The Triumph of the Cross

The most wondrous event this world has known, or ever will know, was when the Son of God—God manifest in the flesh—bowed His head in death on Golgotha’s cross. To that hour, all events in the eternal past head up. All the purposes of God had it in view. The counsels of the Triune God were framed in anticipation of it. Creation’s acts were only preparations for it. Providential and permissive dealings with mankind, all looked toward it. The histories, lives and deaths of men, the types and shadows of a bygone age, forefigured and foreshadowed it. It was the expectation of faith and hope in patriarchs, prophets, and psalmists. They saw it, spake it, sang its virtues, and relied on its values. It is the Centre of two eternities, on which all eyes meet. Every line of patriarchal and prophetic testimony converged toward it. Every truth proclaimed by evangelists and taught by apostles, diverges from it.

It was the hour of hell’s defeat, of heaven’s victory. The loud voice in which the Holy Sufferer cried, “Finished,” proclaimed His victory. The rent veil in the temple witnessed it. The opened graves announced His triumph over death. His glorious resurrection was God’s vindication of His rejected Christ, His seal upon His finished and accepted work. That “wondrous Cross” has been the theme of preachers, witnesses, martyrs, ever since. The “preaching of the Cross” is still the power of God.

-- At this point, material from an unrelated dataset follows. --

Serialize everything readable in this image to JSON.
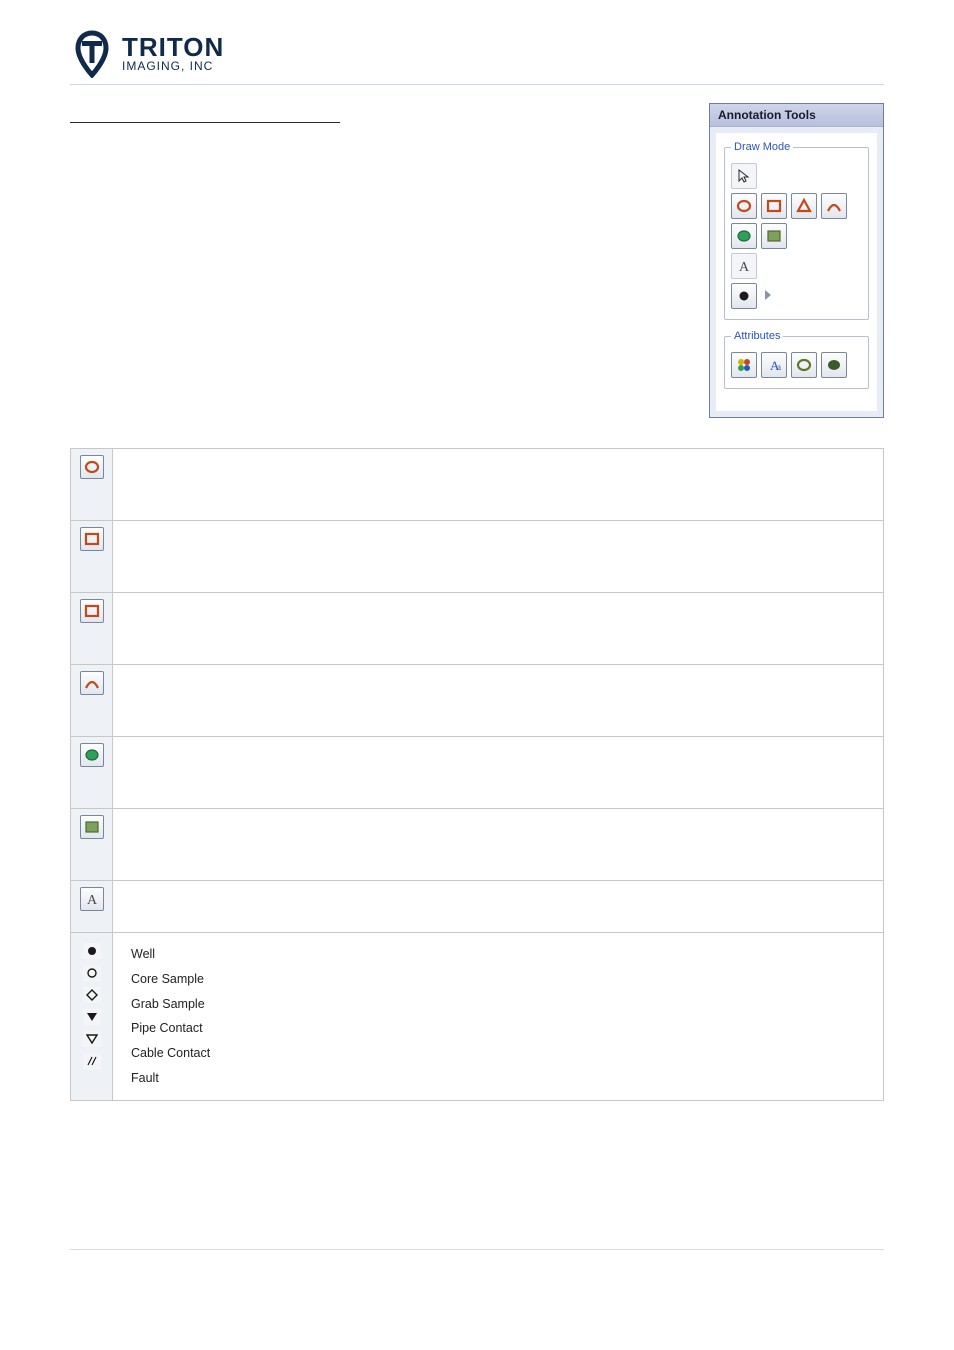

It is the message of peace to all mankind. It never becomes old, it retains the dew of its youth. In the Cross, the Christian glories. It is his title and his passport to heaven. He stands upon its merit, and seeks no other. The Cross defies the blasts and hosts of hell. The devil dreads it, seeks to hide it, and plots in vain to vitiate its power. But “the Cross it still standeth fast”—“Hallelujah for the Cross.” Let it be lifted high as a standard. It is the world’s only hope.

All who look to it—to Him who died upon it as Sacrifice, Surety, and Substitute, are sheltered, saved, and sealed for glory. In its virtues, all who trust the Son of God as personal Ransom, Redeemer, Saviour, are justified. In its values, they are accepted. In its triumphs, they partake. In its loss, they gladly share. Before a scoffing world, they bear its brand of shame, rejoicingly. It will light them through “the valley of the shadow,” up to the gates of paradise. Its sweet savour will meet them on the other shore.

In the coming hour of change from mortality to life and conformity to Christ, of resurrection to incorruptibility and glorification with Christ, it will shine out with a radiance “brighter than the sun.” The Cross will shine in eternal light amid the realms of glory, for “The Lamb is all the glory of Immanuel’s Land.” The first grand note of that great “Hallelujah” to be sung in the midst of the throne of God, by unnumbered hosts of the redeemed, is “Thou art worthy for THOU WAST SLAIN.” And rolling on through all the heavenly throng of crowned elders, white-robed multitudes, palm-bearing hosts, and harping singers, is the chorus: “Worthy is the Lamb, that was slain”—the Lamb of Calvary.